In 1997 El Niño struck Kenya. 10 months of heavy rainfall caused nationwide devastation. Farms were completely destroyed and many were left homeless. It hit our country very hard, but worst of all was the famine that followed.
Climate change causes a cycle of drought and floods that haunts the country yearly. It poses a huge threat to our agricultural sector, which in turn places food security and the livelihoods of millions of Kenyans at risk.
If we do nothing to slow down the rate of climate change or mitigate the effects of climate change, our children are all at risk of hunger, water shortages and mass poverty.
But what if we could reverse climate change? Perhaps we can engineer our climate now so that we may have adequate, predictable and reliable rainfall in the future.

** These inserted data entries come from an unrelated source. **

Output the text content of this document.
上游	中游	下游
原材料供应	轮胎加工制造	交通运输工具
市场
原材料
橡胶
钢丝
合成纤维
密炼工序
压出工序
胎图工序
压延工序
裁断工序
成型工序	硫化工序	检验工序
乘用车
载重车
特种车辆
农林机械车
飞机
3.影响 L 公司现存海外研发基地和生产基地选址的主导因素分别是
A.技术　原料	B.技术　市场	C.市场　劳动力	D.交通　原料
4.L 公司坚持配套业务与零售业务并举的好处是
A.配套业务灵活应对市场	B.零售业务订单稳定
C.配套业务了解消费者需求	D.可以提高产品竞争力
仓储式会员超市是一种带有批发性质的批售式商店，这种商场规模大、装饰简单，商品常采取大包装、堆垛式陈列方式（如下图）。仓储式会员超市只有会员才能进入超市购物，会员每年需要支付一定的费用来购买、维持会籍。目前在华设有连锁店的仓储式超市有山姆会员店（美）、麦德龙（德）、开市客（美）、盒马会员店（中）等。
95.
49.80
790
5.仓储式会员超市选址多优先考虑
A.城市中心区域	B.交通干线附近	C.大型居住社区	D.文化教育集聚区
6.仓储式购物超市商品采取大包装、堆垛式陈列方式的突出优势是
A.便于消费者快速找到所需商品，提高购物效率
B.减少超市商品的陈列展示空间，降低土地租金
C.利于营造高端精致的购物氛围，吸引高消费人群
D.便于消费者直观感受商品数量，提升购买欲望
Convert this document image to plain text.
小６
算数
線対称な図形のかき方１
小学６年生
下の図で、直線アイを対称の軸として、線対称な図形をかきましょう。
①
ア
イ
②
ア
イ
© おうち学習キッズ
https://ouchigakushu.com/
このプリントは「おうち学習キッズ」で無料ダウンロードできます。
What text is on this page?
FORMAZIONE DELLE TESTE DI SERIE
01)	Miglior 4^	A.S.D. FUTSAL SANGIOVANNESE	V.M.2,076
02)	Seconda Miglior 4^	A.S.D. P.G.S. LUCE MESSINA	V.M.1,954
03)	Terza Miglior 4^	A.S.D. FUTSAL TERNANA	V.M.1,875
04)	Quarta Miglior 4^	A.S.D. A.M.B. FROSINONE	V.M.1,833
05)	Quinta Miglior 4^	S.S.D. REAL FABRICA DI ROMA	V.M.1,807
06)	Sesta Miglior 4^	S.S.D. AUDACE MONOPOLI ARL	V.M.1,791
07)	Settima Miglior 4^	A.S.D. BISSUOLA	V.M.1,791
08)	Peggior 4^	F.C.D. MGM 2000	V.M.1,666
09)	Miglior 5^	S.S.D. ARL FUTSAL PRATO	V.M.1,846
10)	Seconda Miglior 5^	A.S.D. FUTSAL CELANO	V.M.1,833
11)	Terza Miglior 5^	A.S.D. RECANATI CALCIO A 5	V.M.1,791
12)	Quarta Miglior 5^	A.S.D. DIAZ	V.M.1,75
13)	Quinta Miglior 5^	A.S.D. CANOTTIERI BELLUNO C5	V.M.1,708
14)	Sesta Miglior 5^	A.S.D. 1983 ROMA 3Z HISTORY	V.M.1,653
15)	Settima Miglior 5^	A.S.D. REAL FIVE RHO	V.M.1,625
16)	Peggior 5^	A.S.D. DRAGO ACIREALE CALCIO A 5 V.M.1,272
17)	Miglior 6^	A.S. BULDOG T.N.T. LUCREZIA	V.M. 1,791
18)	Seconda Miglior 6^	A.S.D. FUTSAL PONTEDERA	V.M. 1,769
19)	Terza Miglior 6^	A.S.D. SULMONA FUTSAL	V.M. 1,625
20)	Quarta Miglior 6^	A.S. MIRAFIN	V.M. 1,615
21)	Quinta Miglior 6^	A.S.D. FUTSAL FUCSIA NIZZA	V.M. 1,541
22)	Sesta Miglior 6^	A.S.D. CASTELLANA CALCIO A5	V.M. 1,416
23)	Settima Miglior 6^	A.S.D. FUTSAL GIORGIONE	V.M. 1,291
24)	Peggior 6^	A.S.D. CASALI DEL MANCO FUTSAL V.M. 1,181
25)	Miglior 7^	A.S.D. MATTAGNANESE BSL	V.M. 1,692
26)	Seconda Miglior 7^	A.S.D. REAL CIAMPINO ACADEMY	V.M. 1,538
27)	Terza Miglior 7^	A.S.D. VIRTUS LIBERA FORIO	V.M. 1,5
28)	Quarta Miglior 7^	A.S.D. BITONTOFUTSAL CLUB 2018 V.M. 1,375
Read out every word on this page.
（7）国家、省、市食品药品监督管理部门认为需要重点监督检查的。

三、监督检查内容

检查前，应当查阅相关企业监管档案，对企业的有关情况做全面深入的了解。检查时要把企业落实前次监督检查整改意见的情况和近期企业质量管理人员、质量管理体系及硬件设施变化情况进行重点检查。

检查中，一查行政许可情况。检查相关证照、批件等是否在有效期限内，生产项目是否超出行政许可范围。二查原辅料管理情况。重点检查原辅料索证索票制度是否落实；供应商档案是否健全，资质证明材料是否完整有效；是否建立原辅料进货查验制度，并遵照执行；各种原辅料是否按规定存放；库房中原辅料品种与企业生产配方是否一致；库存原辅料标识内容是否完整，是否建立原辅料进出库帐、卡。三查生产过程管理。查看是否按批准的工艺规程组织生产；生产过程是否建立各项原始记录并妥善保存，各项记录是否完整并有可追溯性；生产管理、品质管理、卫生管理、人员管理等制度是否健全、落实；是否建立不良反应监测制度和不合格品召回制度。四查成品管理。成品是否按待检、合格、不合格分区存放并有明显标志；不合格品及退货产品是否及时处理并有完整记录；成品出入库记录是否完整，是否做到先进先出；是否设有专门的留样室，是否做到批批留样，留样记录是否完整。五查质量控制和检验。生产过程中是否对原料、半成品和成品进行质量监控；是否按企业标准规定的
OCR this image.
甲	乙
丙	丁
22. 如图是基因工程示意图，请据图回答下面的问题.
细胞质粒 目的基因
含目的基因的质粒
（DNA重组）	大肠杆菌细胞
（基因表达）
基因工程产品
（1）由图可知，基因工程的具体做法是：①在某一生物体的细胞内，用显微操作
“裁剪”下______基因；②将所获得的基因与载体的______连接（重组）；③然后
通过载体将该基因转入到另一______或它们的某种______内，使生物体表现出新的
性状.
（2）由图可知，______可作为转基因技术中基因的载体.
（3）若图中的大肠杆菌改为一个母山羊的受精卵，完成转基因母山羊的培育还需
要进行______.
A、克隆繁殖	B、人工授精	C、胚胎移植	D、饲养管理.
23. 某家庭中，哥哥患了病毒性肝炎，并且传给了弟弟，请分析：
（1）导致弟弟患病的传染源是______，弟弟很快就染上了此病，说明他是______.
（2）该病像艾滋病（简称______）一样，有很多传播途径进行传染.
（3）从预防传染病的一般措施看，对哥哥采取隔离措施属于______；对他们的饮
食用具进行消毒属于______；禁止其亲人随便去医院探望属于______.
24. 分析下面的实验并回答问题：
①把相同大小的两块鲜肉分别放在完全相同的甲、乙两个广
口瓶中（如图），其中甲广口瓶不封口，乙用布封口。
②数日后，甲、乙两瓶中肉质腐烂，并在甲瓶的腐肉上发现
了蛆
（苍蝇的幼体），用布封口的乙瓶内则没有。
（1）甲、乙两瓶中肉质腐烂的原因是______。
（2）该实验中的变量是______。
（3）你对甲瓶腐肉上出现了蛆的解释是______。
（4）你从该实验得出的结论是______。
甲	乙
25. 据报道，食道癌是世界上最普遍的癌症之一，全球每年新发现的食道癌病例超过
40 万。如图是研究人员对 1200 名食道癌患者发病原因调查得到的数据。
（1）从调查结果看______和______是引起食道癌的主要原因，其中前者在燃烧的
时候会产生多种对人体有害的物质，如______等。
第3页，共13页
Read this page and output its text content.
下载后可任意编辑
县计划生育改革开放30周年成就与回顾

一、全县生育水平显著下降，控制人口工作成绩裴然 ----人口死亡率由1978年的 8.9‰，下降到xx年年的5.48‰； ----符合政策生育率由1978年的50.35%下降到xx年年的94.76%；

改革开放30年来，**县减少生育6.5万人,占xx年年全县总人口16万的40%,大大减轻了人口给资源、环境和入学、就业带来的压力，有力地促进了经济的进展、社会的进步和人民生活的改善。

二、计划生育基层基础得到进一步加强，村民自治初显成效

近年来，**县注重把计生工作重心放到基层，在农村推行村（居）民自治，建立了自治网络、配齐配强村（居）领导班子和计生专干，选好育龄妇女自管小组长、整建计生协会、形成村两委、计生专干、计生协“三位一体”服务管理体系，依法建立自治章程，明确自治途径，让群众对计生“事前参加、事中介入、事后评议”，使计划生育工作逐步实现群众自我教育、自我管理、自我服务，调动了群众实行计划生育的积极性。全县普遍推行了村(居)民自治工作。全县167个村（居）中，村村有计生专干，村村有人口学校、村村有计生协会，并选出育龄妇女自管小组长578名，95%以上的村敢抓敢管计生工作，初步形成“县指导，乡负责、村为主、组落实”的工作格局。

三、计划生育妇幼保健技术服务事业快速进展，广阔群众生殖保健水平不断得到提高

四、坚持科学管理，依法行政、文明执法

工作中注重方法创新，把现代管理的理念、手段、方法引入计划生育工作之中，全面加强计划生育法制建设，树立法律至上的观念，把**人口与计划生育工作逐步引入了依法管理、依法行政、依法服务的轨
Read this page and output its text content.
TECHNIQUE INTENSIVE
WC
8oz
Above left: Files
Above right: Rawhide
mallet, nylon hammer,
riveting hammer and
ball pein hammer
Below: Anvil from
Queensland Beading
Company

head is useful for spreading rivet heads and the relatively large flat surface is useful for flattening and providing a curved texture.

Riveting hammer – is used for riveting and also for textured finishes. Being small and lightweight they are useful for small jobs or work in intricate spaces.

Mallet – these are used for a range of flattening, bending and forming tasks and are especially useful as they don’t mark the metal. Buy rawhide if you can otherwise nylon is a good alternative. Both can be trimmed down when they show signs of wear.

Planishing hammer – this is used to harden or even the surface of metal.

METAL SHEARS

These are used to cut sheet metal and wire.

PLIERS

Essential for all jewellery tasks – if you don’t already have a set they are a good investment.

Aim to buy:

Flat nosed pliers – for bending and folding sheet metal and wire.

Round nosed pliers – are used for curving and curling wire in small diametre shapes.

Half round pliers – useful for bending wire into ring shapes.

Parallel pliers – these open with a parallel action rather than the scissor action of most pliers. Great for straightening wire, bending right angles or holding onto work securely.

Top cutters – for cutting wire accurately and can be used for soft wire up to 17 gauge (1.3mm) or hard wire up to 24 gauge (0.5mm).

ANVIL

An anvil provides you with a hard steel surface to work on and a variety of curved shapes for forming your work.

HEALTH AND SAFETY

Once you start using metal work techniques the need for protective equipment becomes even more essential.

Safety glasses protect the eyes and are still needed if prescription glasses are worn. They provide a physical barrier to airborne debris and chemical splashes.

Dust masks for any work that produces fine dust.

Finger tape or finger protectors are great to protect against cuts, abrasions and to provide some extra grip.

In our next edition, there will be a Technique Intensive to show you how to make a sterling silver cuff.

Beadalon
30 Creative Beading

Can afforestation as a geo engineering method to mitigate the effects of climate change in the arid regions of Kenya? Trees have an immensely positive impact on the climate of a region. They help us to adapt to a changing climate and combat drought by influencing rainfall patterns
We know that growing trees take water from the soil and release it into the atmosphere — a process known as evapo-transpiration. The moisture in the air would then precipitate causing rain, and the cycle would repeat.
So what if we could plant a lot of trees? Could we turn a previously dry area into rainforest? Could turn a barren place into a lush forest teeming with life? Could we do this in a safe and sustainable way?